The disputed incident underscores the security challenges Colombia faces as it tries to uproot a booming harvest for coca, the raw ingredient for cocaine, a market that is a powerful magnet for dissident rebels and criminal gangs even after last year's deal to end a half-century conflict with the Revolutionary Armed Forces of Colombia.
The now-disarmed guerrilla group commonly known by the acronym FARC was long a dominant player in the narcotics trade and used it to fund its insurgency.
FILE - Workers who collect coca leaves carry bags with harvested leaves to be processed into coca paste, on a coca farm in Guayabero, Guaviare province, Colombia, May 23, 2016.
Colombia's Defense Ministry said holdout rebels from the former Daniel Aldana front of the FARC launched five homemade mortars and fired weapons at coca growers who were demonstrating in a rural area of Tumaco, a municipality along the Pacific Ocean that produces the largest amount of cocaine coming out of the South American nation.
The ministry said the protesters were ordered by the guerrillas to confront soldiers escorting a group of civilians carrying out coca eradication efforts.
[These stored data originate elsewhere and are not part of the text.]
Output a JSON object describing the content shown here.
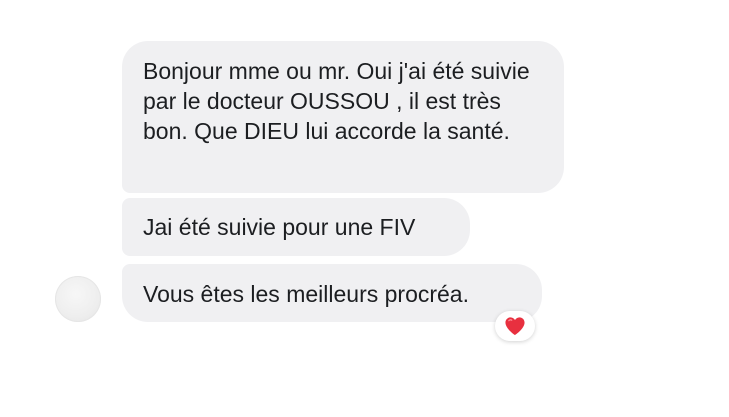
{
  "messages": [
    {
      "text": "Bonjour mme ou mr. Oui j'ai été suivie par le docteur OUSSOU , il est très bon. Que DIEU lui accorde la santé."
    },
    {
      "text": "Jai été suivie pour une FIV"
    },
    {
      "text": "Vous êtes les meilleurs procréa."
    }
  ],
  "reaction": {
    "icon": "heart-icon",
    "color": "#e8303f"
  },
  "colors": {
    "bubble_bg": "#f0f0f2",
    "text": "#1c1e21"
  }
}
At least seven of the injured were evacuated by army helicopter.
But Jose Santacruz, a community activist in Tumaco, said coca growers began amassing by the hundreds Wednesday to demand security forces abandon plans to forcibly eradicate the illegal crops, on which thousands of farmers in the area depend.
Santacruz, who was not present at the time of the attack, said witnesses told him there was no presence of the dissident FARC rebels in the area and it was government security forces that opened fire on the protesters.
The Associated Press attempted unsuccessfully to reach community leaders who were present, and was unable to independently verify either Santacruz's or the military's account.
Clashes between coca growers and security forces have become more frequent as production of cocaine in Colombia surged to record levels in recent years.
The government estimates that some 400 FARC rebels have refused to lay down their weapons as part of the peace deal and are morphing into gangs devoted exclusively to drug trafficking and other criminal activity.